Hoch hinaus
Anne hat auf ihrem Blog kürzlich darüber geschrieben, dass das Meer für sie wie eine Droge sei. Ein Blick auf das Meer gebe ihr immer wieder Ruhe, dort könne sie Kraft tanken für den Alltag und entspannen. Für mich sind die Berge diese Quelle, aus der ich immer wieder schöpfe. An einem schönen Tag zieht es mich förmlich nach oben. Wenn ich irgendwo am See liege oder einfach durch die Stadt schlendere, dann überkommt mich schnell eine innere Unruhe. Und auch heute war wieder so ein Tag: Wir haben das herrliche Wetter für eine Bergtour in den Chiemgauer Alpen genutzt.

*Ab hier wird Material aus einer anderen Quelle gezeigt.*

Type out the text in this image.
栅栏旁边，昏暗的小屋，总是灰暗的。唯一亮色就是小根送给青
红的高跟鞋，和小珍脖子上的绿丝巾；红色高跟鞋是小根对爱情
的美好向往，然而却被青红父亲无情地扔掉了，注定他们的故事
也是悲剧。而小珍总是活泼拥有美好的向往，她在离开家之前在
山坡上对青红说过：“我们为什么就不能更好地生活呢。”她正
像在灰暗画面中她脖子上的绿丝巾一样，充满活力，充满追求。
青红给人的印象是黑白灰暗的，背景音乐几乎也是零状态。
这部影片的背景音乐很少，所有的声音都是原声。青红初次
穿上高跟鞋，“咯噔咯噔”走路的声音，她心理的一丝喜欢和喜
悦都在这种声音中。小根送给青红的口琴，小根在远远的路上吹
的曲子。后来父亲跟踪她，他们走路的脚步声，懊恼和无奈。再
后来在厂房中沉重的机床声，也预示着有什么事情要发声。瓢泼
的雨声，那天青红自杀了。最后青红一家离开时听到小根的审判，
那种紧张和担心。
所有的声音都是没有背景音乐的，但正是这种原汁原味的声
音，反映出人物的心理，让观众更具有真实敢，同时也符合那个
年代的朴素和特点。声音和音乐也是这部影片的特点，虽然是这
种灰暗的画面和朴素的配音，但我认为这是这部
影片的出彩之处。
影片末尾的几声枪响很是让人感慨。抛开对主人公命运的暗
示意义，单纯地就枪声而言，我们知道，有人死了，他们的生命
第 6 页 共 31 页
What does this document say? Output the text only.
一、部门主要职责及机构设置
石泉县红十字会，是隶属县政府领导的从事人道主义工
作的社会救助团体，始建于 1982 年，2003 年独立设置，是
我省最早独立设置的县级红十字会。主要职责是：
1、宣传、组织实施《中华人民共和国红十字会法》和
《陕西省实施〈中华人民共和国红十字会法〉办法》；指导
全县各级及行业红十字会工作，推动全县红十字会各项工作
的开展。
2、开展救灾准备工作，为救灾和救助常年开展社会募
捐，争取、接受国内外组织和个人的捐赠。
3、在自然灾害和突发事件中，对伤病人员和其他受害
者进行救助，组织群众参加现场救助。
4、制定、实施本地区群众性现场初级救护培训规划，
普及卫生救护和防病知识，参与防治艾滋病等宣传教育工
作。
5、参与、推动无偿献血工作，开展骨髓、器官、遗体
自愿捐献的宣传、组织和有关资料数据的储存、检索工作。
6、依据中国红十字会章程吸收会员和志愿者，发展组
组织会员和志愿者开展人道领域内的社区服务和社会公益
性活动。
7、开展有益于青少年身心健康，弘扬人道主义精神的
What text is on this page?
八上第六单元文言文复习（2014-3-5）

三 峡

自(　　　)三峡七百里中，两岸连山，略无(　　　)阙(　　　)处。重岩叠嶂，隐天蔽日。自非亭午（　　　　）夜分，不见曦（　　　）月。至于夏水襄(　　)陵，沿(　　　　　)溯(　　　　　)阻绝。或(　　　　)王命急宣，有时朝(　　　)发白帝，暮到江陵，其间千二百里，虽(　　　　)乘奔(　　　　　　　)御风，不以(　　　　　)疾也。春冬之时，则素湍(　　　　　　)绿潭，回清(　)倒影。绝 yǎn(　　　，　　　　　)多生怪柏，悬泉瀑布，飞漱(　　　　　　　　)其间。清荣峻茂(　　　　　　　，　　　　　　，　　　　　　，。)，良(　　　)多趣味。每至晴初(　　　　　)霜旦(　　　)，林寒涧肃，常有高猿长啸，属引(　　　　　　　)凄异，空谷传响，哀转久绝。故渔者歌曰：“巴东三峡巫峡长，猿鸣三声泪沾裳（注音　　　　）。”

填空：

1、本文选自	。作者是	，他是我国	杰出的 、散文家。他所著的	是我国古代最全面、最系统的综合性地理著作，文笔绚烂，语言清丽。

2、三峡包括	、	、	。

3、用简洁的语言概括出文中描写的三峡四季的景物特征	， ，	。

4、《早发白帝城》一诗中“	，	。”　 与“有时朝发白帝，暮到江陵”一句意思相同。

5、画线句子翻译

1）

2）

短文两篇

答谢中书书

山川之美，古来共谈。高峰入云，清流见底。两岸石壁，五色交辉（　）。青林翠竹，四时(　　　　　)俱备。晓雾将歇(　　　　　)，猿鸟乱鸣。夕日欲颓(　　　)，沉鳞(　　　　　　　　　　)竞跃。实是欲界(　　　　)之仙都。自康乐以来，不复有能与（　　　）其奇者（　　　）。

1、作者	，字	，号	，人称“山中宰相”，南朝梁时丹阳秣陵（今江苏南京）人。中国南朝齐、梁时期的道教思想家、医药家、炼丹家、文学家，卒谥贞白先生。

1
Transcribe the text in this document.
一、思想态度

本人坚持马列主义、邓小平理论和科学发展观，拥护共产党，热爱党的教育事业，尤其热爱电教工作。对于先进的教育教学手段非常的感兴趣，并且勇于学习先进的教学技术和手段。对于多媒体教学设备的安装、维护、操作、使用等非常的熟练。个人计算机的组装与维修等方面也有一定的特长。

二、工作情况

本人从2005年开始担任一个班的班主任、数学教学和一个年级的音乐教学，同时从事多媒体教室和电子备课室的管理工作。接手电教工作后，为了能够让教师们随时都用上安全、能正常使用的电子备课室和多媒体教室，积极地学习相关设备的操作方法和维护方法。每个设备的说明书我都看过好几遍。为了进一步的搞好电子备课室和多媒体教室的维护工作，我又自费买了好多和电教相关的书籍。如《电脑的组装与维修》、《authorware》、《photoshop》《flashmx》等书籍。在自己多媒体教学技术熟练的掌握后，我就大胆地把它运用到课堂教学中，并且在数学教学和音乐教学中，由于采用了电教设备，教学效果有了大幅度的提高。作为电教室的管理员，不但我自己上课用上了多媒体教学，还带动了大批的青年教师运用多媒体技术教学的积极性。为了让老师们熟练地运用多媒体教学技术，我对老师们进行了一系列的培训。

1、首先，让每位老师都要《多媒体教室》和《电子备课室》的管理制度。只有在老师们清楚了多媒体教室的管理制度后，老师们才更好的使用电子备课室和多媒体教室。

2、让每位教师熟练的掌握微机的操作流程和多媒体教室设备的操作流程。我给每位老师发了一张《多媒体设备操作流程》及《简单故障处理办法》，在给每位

Unser Ziel war das Sonntagshorn, der höchste Gipfel der Chiemgauer Alpen und – so sagt man – einer der schönsten Ausblicksberge der Gegend. Rund eine dreiviertel Stunde geht es gemütlich über Almen bergauf. Wilde Orchideen, Bachminze und Margeriten säumen den Weg. Der Almboden ist leicht feucht, es scheint geregnet zu haben. Seltsamerweise hängt genau über “unserem” Berg und dem Anstieg auf den Gipfel eine dunkle Wolke. Auf den umliegenden Bergrücken ist es sonnig, nur wir steigen im Schatten die Almen hinauf. Schnell gewinnen wir an Höhe, und nachdem ich Stefan etwas aufziehe, weil er keuchend hinter mir geht, überholt er mich wortlos. Jetzt gibt er das Tempo vor – und zwar ein nicht allzu langsames. Ich bin richtig froh, dass die Sonne nicht auf den Steig und damit auf unsere Köpfe brennt. Und so schwitze ich durch die Latschenkiefern bergaufwärts und frage mich, ob Stefan die Disziplin “Berglauf” neu entdeckt hat. Am Gipfel, der meiner Meinung nach eigentlich das Sonntagshorn sein hätte sollen, gehen wir vorbei. Und auch die umliegenden Berge liegen bald unter uns.
Als ich mich schon frage, wie lange ich dieses Tempo eigentlich noch durchhalten kann, stehen wir plötzlich auf einem Grat. Drei Minuten später gibt’s beim Gipfelkreuz ein Gipfelbusserl. Und dann kommt auch noch die Sonne heraus und wärmt uns da oben in 1961 Metern Meereshöhe. 1000 Höhenmeter und 12 Kilometer, die im Wanderführer eigentlich mit zweieinhalb Stunden und auf dem Wegweiser am Ausgangspunkt sogar mit 3 Stunden veranschlagt sind, haben wir in 1:55 Stunden geschafft. Und auch den Rückweg legen wir ziemlich zügig zurück. Immerhin warten beim Gasthof im Tal frische Eierschwammerl (oder auf gut deutsch: Pfifferlinge) mit Semmelknödel auf uns. Lecker und genau der richtige Abschluss eines wunderschönen Bergtages.